L’appétit du marché pour les CoCos se matérialise. Après Rabobank en mars 2010 et en janvier 2011, Credit Suisse la semaine dernière a sollicité les investisseurs sur ces obligations convertibles en capital si la solvabilité de la banque se dégrade. Le groupe helvétique a émis 2 milliards de dollars d’obligations qui seront converties en actions si son ratio core Tier one passe sur la barre de 7%. Il ressort actuellement à 12,7%. En procédant à cette opération, Credit Suisse a répondu aux exigences du régulateur suisse qui demande la constitution d’un coussin de sécurité, composé de CoCos, en complément d’un ratio Tier one pur d’au moins 10%.
L’émission a été un succès. Le carnet d’ordres a atteint 22 milliards de dollars et la clientèle institutionnelle a été plus importante qu’attendu. Près de la moitié de l’émission a été servie aux gestionnaires de fonds, 34% à des réseaux de banques privées et 18% à des hedge funds. La banque a donc pu offrir un coupon de 7,875%, en bas de la fourchette indicative. Cette opération «constitue une très bonne nouvelle pour ce nouveau marché d’obligations à conversion obligatoire (CoCo) et semble indiquer que les grandes banques cotées pourront aisément émettre ce type de titres», indiquent les analystes de Tullett Prebon. «Nous devrions voir plus de banques réfléchir très attentivement à ce type d’obligations dans un futur proche», ajoutent les stratégistes crédit de Société Générale.

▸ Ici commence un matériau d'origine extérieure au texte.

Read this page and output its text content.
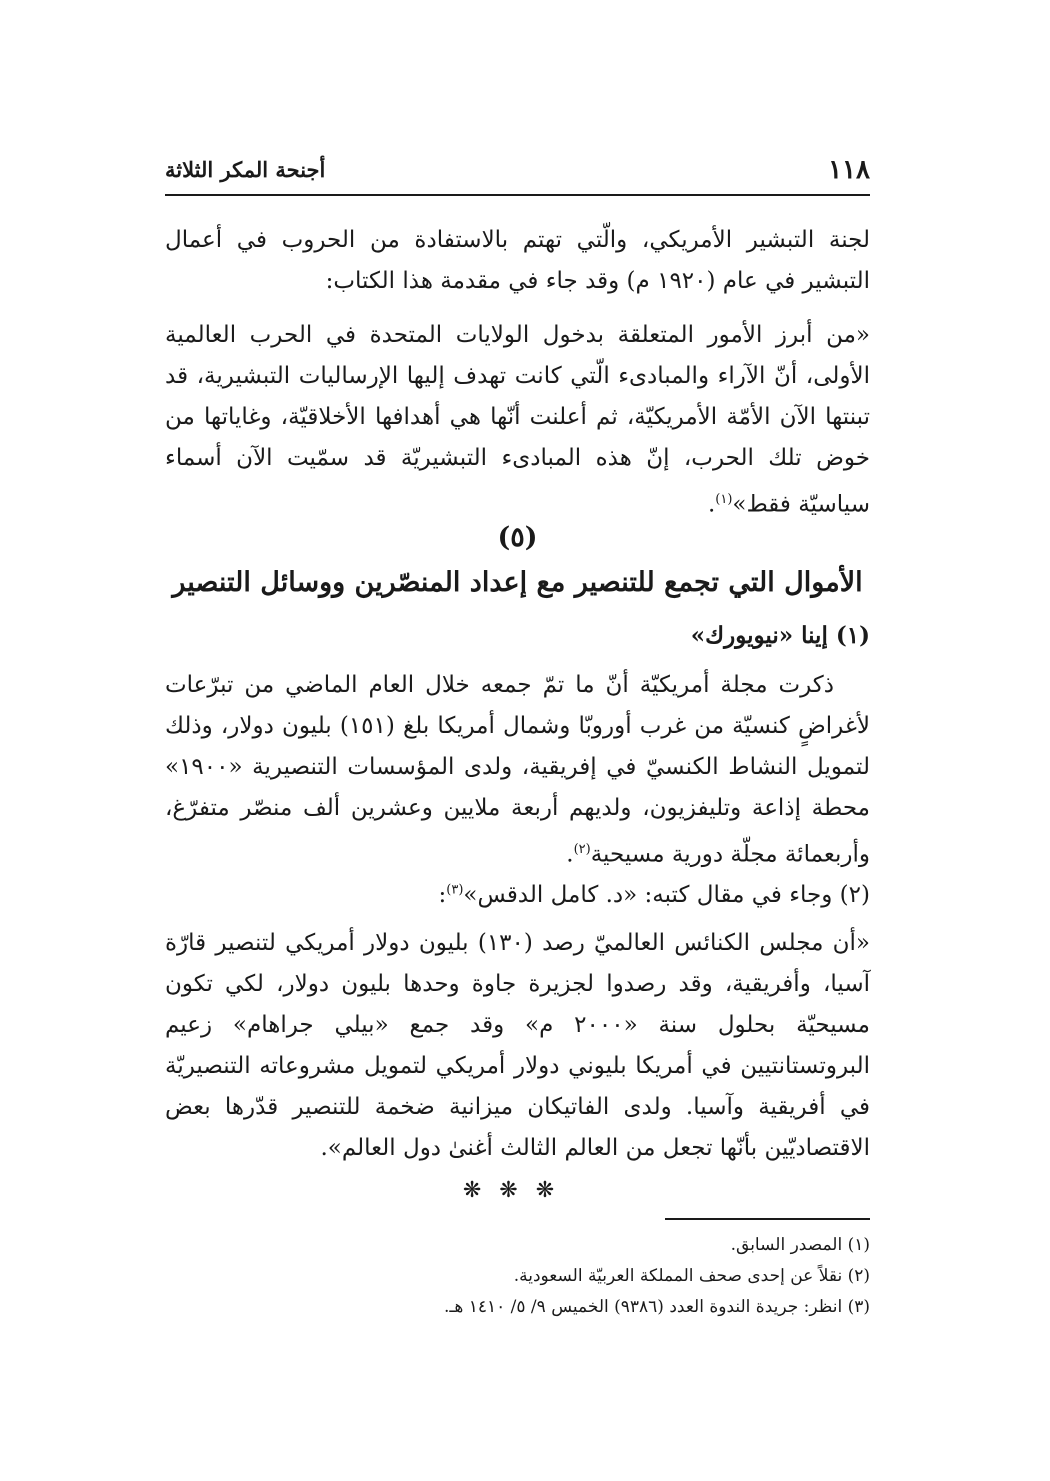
١١٨
أجنحة المكر الثلاثة
لجنة التبشير الأمريكي، والّتي تهتم بالاستفادة من الحروب في أعمال التبشير في عام (١٩٢٠ م) وقد جاء في مقدمة هذا الكتاب:
«من أبرز الأمور المتعلقة بدخول الولايات المتحدة في الحرب العالمية الأولى، أنّ الآراء والمبادىء الّتي كانت تهدف إليها الإرساليات التبشيرية، قد تبنتها الآن الأمّة الأمريكيّة، ثم أعلنت أنّها هي أهدافها الأخلاقيّة، وغاياتها من خوض تلك الحرب، إنّ هذه المبادىء التبشيريّة قد سمّيت الآن أسماء سياسيّة فقط»$^{(١)}$.
(٥)
الأموال التي تجمع للتنصير مع إعداد المنصّرين ووسائل التنصير
(١) إينا «نيويورك»
ذكرت مجلة أمريكيّة أنّ ما تمّ جمعه خلال العام الماضي من تبرّعات لأغراضٍ كنسيّة من غرب أوروبّا وشمال أمريكا بلغ (١٥١) بليون دولار، وذلك لتمويل النشاط الكنسيّ في إفريقية، ولدى المؤسسات التنصيرية «١٩٠٠» محطة إذاعة وتليفزيون، ولديهم أربعة ملايين وعشرين ألف منصّر متفرّغ، وأربعمائة مجلّة دورية مسيحية$^{(٢)}$.
(٢) وجاء في مقال كتبه: «د. كامل الدقس»$^{(٣)}$:
«أن مجلس الكنائس العالميّ رصد (١٣٠) بليون دولار أمريكي لتنصير قارّة آسيا، وأفريقية، وقد رصدوا لجزيرة جاوة وحدها بليون دولار، لكي تكون مسيحيّة بحلول سنة «٢٠٠٠ م» وقد جمع «بيلي جراهام» زعيم البروتستانتيين في أمريكا بليوني دولار أمريكي لتمويل مشروعاته التنصيريّة في أفريقية وآسيا. ولدى الفاتيكان ميزانية ضخمة للتنصير قدّرها بعض الاقتصاديّين بأنّها تجعل من العالم الثالث أغنىٰ دول العالم».
❋❋❋
(١) المصدر السابق.
(٢) نقلاً عن إحدى صحف المملكة العربيّة السعودية.
(٣) انظر: جريدة الندوة العدد (٩٣٨٦) الخميس ٩/ ٥/ ١٤١٠ هـ.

De nombreux analystes voient dans cette émission une étape importante dans le développement du marché des CoCos en Europe. Ce marché pourrait représenter 500 milliards d’euros, voire 700 milliards d’euros d’ici à 2018, assure Barclays Capital. Ce dernier estime que les établissements bancaires devront émettre des CoCos pour qu’elles atteignent 50% des fonds propres durs. De fait, afin d’attirer les investisseurs, la classe d’actifs doit être suffisamment importante. Par ailleurs, les banques doivent disposer d’un montant significatif de CoCos pour qu’en cas de difficultés, leur conversion en action ait un réel effet sur la structure de la banque.
«L’intérêt des émetteurs pour ces instruments est grandissant, mais, pour l’heure, la régulation est moins claire dans de nombreux pays d’Europe qu’en Suisse sur ces outils, rappelle cependant Andy Young, responsable de la syndication pour les institutions financières chez Credit Suisse. C’est une question de temps».